Néanmoins, la pression exercée dans certaines
zones par les autorités militaires pour inciter les jeunes à
rejoindre les rangs de l'armée peut être assimilée à
un recrutement forcé.
Dans le cadre de cette étude, nous avons
distingué deux types de recrutement en fonction de l'observation de
terrain :
- Le recrutement forcé s'applique à tous les cas
où l'enfant n'a pas eu le choix de refuser. Il peut s'agir de pressions
morales ou d'obligation de se présenter ;
- Enfin, la décision personnelle concerne les
situations dans lesquelles l'enfant a fait lui-même la démarche
d'aller vers le groupe armé.
c. L'enlèvement
L'enlèvement recouvre les situations dans lesquelles
les enfants ont été pris de force, sous la menace d'armes.

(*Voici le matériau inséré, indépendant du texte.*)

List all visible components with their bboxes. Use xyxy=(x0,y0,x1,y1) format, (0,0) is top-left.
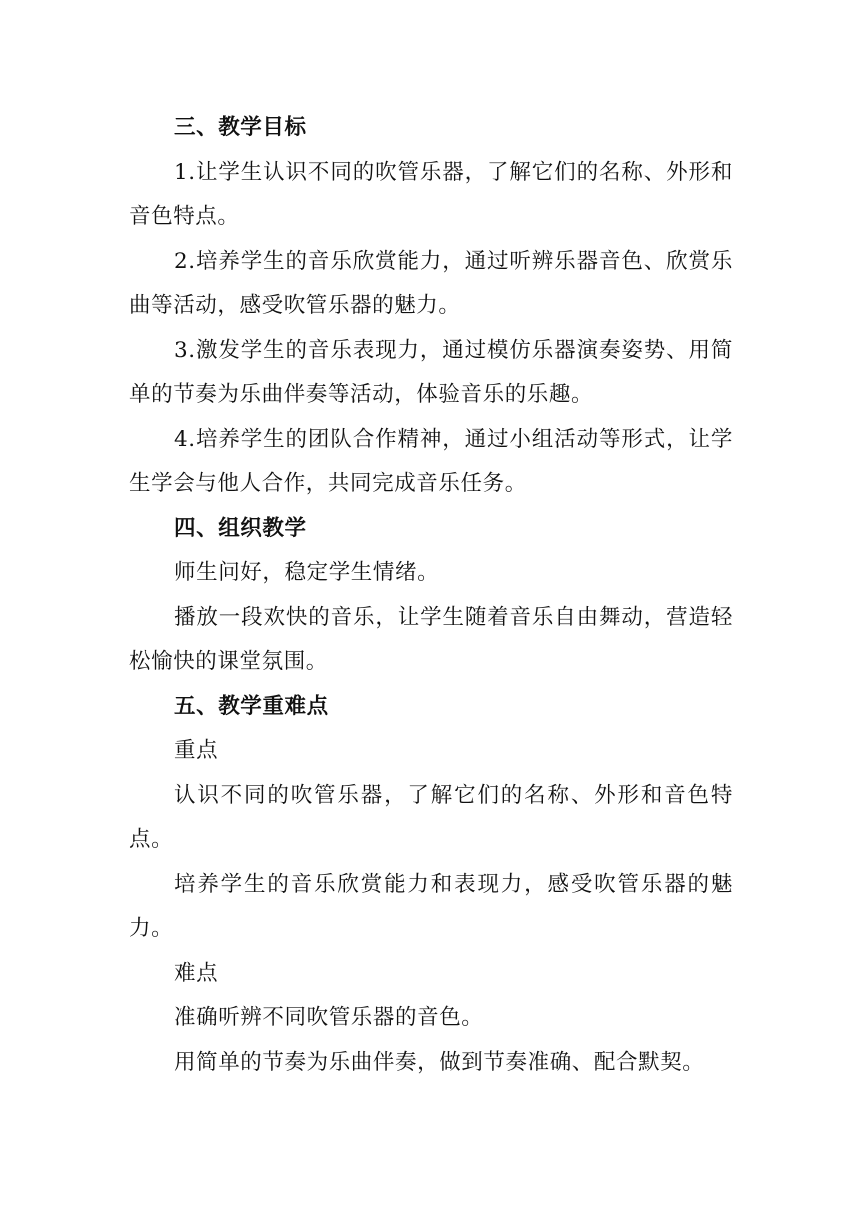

Plusieurs enfants ont été enlevés ou ont subi des menaces
les forçant à s'enrôler. D'après tous les
témoignages sur ce sujet, les groupes armés qui pratiquent
l'enlèvement choisissent un moment favorable pendant lequel il y a peu
ou pas d'adultes autour des enfants. Il peut s'agir d'enlèvements
collectifs ou individuels.
Nous pouvons déjà signaler que les
enlèvements sont suivis de conditions plus difficiles que, dans les
autres cas de recrutement, les enfants subissent des violences plus grandes et
qu'ils sont envoyés au combat plus rapidement.